Depuis juillet 2017, les écogardes gabonais bénéficient de l’aide de l’armée britannique dans le cadre d’un programme de formation en vue de lutter contre la criminalité sur les espèces sauvages. Plus particulièrement le braconnage des éléphants dont l’ivoire est très prisé par les trafiquants.

Un fusilier du 2e Bataillon de The Rifles au milieu d’écogardes gabonais. © Richard Pohle/RICHARD POHLE

 

A l’instar du Kenya, de la Tanzanie, de la RDC ou encore du Rwanda, le Gabon bénéficie de l’expertise de l’armée britannique en matière de lutte anti-braconnage. Depuis juillet 2017, en effet, des écogardes gabonais sont formés par des éléments de l’armée britannique. Un membre du 2e bataillon des The Rifles s’est d’ailleurs dit impressionné par les Gabonais. «La façon dont ces gars bougent, c’est comme s’ils faisaient partie de la jungle», a  affirmé Andy Whicker, relayé par theguardian.com.
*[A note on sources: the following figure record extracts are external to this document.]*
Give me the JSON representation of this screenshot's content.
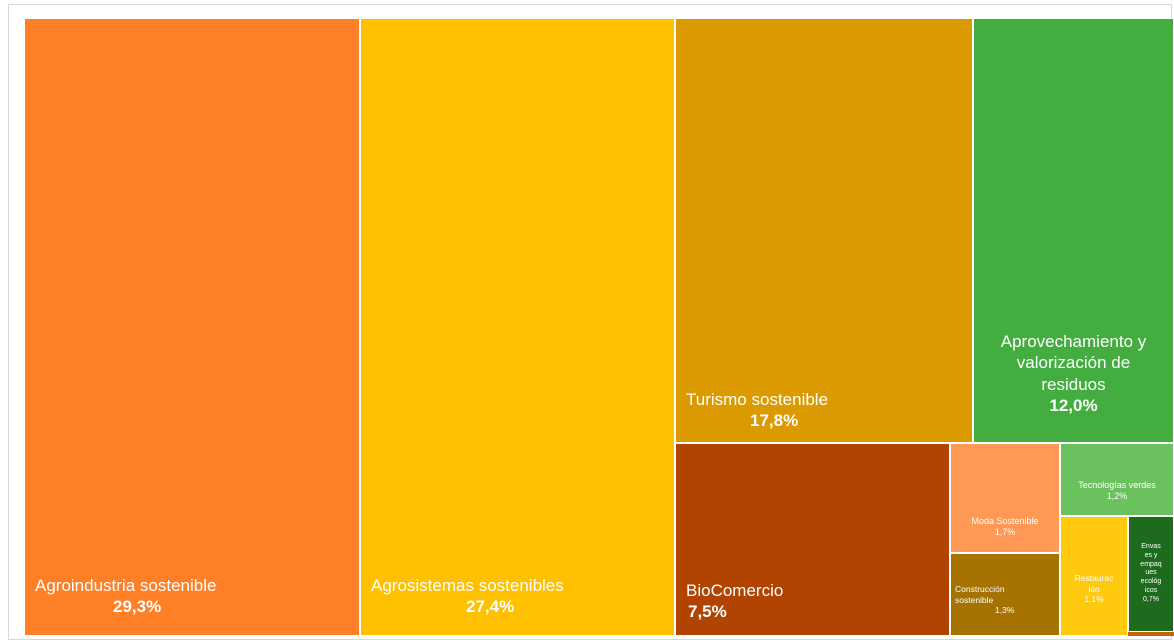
{
  "colors": {
    "agroindustria": "#FF7F27",
    "agrosistemas": "#FFC000",
    "turismo": "#DA9A00",
    "aprovechamiento": "#43AE3F",
    "biocomercio": "#B14400",
    "moda": "#FF9955",
    "construccion": "#A67200",
    "tecnologias": "#6CC15F",
    "restauracion": "#FFC90E",
    "envases": "#1E6B1E",
    "other": "#C9620D"
  },
  "chart_data": {
    "type": "treemap",
    "items": [
      {
        "name": "Agroindustria sostenible",
        "value": 29.3,
        "label_value": "29,3%",
        "color_key": "agroindustria"
      },
      {
        "name": "Agrosistemas sostenibles",
        "value": 27.4,
        "label_value": "27,4%",
        "color_key": "agrosistemas"
      },
      {
        "name": "Turismo sostenible",
        "value": 17.8,
        "label_value": "17,8%",
        "color_key": "turismo"
      },
      {
        "name": "Aprovechamiento y\nvalorización de\nresiduos",
        "value": 12.0,
        "label_value": "12,0%",
        "color_key": "aprovechamiento"
      },
      {
        "name": "BioComercio",
        "value": 7.5,
        "label_value": "7,5%",
        "color_key": "biocomercio"
      },
      {
        "name": "Moda Sostenible",
        "value": 1.7,
        "label_value": "1,7%",
        "color_key": "moda"
      },
      {
        "name": "Construcción\nsostenible",
        "value": 1.3,
        "label_value": "1,3%",
        "color_key": "construccion"
      },
      {
        "name": "Tecnologías verdes",
        "value": 1.2,
        "label_value": "1,2%",
        "color_key": "tecnologias"
      },
      {
        "name": "Restaurac\nión",
        "value": 1.1,
        "label_value": "1,1%",
        "color_key": "restauracion"
      },
      {
        "name": "Envas\nes y\nempaq\nues\necológ\nicos",
        "value": 0.7,
        "label_value": "0,7%",
        "color_key": "envases"
      }
    ]
  }
}
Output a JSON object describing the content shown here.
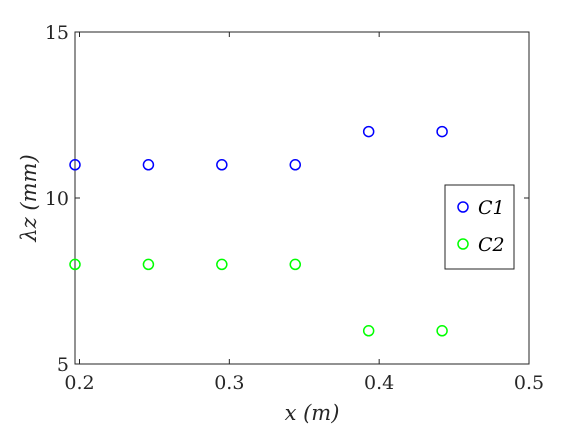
{
  "chart_data": {
    "type": "scatter",
    "title": "",
    "xlabel": "x (m)",
    "ylabel": "λz (mm)",
    "xlim": [
      0.197,
      0.5
    ],
    "ylim": [
      5,
      15
    ],
    "xticks": [
      0.2,
      0.3,
      0.4,
      0.5
    ],
    "xtick_labels": [
      "0.2",
      "0.3",
      "0.4",
      "0.5"
    ],
    "yticks": [
      5,
      10,
      15
    ],
    "ytick_labels": [
      "5",
      "10",
      "15"
    ],
    "grid": false,
    "legend_position": "right",
    "marker": "open-circle",
    "series": [
      {
        "name": "C1",
        "color": "#0000ff",
        "x": [
          0.197,
          0.246,
          0.295,
          0.344,
          0.393,
          0.442
        ],
        "y": [
          11,
          11,
          11,
          11,
          12,
          12
        ]
      },
      {
        "name": "C2",
        "color": "#00ff00",
        "x": [
          0.197,
          0.246,
          0.295,
          0.344,
          0.393,
          0.442
        ],
        "y": [
          8,
          8,
          8,
          8,
          6,
          6
        ]
      }
    ]
  }
}
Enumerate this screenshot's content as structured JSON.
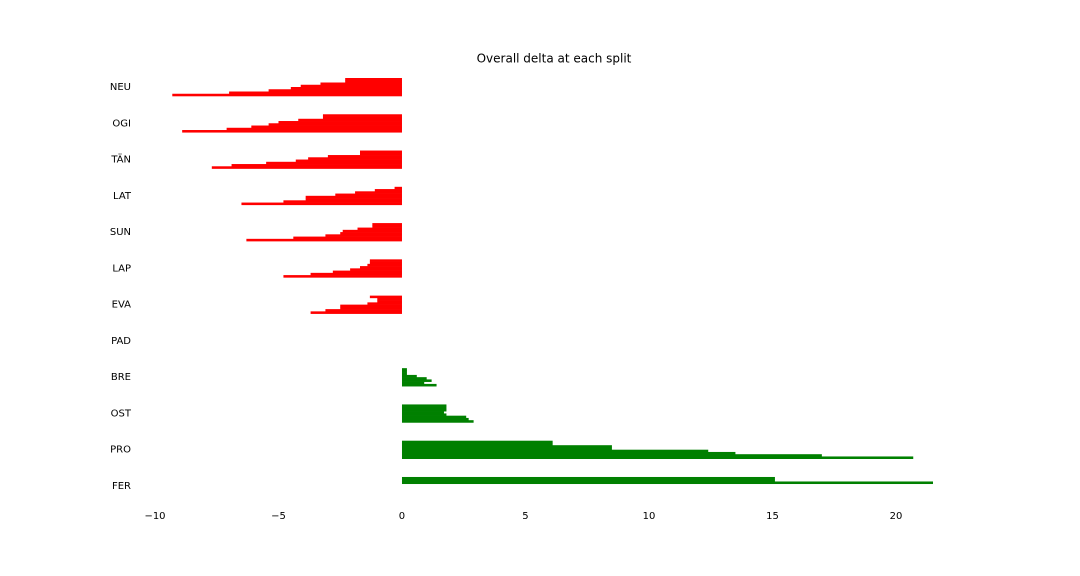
{
  "chart_data": {
    "type": "split-bar",
    "title": "Overall delta at each split",
    "categories": [
      "NEU",
      "OGI",
      "TÄN",
      "LAT",
      "SUN",
      "LAP",
      "EVA",
      "PAD",
      "BRE",
      "OST",
      "PRO",
      "FER"
    ],
    "values": [
      [
        -2.3,
        -2.3,
        -3.3,
        -4.1,
        -4.5,
        -5.4,
        -7.0,
        -9.3
      ],
      [
        -3.2,
        -3.2,
        -4.2,
        -5.0,
        -5.4,
        -6.1,
        -7.1,
        -8.9
      ],
      [
        -1.7,
        -1.7,
        -3.0,
        -3.8,
        -4.3,
        -5.5,
        -6.9,
        -7.7
      ],
      [
        -0.3,
        -1.1,
        -1.9,
        -2.7,
        -3.9,
        -3.9,
        -4.8,
        -6.5
      ],
      [
        -1.2,
        -1.2,
        -1.8,
        -2.4,
        -2.5,
        -3.1,
        -4.4,
        -6.3
      ],
      [
        -1.3,
        -1.3,
        -1.4,
        -1.7,
        -2.1,
        -2.8,
        -3.7,
        -4.8
      ],
      [
        -1.3,
        -1.0,
        -1.0,
        -1.4,
        -2.5,
        -2.5,
        -3.1,
        -3.7
      ],
      [
        0,
        0,
        0,
        0,
        0,
        0,
        0,
        0
      ],
      [
        0.2,
        0.2,
        0.2,
        0.6,
        1.0,
        1.2,
        0.9,
        1.4
      ],
      [
        1.8,
        1.8,
        1.8,
        1.7,
        1.8,
        2.6,
        2.7,
        2.9
      ],
      [
        6.1,
        6.1,
        8.5,
        8.5,
        12.4,
        13.5,
        17.0,
        20.7
      ],
      [
        15.1,
        15.1,
        21.5,
        null,
        null,
        null,
        null,
        null
      ]
    ],
    "negative_color": "#ff0000",
    "positive_color": "#008000",
    "xlim": [
      -10,
      21.5
    ],
    "xticks": [
      {
        "value": -10,
        "label": "−10"
      },
      {
        "value": -5,
        "label": "−5"
      },
      0,
      5,
      10,
      15,
      20
    ],
    "grid": false
  }
}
© Richard Pohle/RICHARD POHLE

Le programme de formation de quatre ans s’inscrit dans le cadre d’un engagement de 26 millions de livres sterling (plus de 19,3 milliards de francs CFA) pris par le gouvernement britannique pour lutter contre la criminalité sur les espèces sauvages. Il s’agit donc de renforcer l’interdiction de la vente d’ivoire ancien, pouvant servir de couverture au blanchiment d’ivoire illégal.
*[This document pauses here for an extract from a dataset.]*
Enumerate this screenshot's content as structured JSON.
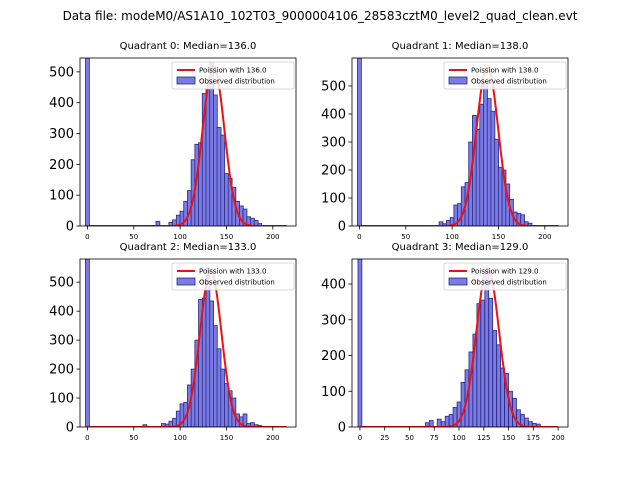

Selon le quotidien d’information britannique, les soldats apprennent des Gabonais et, en retour, ils améliorent les compétences des écogardes en matière de planification des opérations, de navigation et de collecte de renseignements. «Je n’ai pas peur parce qu’avant d’être éco-gardienne, je traînais avec beaucoup de braconniers qui vivaient dans le même quartier de la ville que moi», a déclaré Marie Louise Nyangui Mbaki. «J’ai perdu quelques amis à la suite (en devenant écogarde, ndlr). Mais ce travail est plus important que ces amitiés», a-t-elle confié.

Le Gabon abrite également 50 à 60 % des 45 000 éléphants de forêt restants dans le monde, cousins plus petits et plus rares des éléphants de savane. Mais en Afrique de l’Ouest, plus des deux tiers des éléphants de forêt ont été tués au cours de la dernière décennie, allant de 95% en République démocratique du Congo à 30% au Gabon. Leur ivoire est plus dur, permettant des sculptures plus complexes, et donc particulièrement prisé par les trafiquants.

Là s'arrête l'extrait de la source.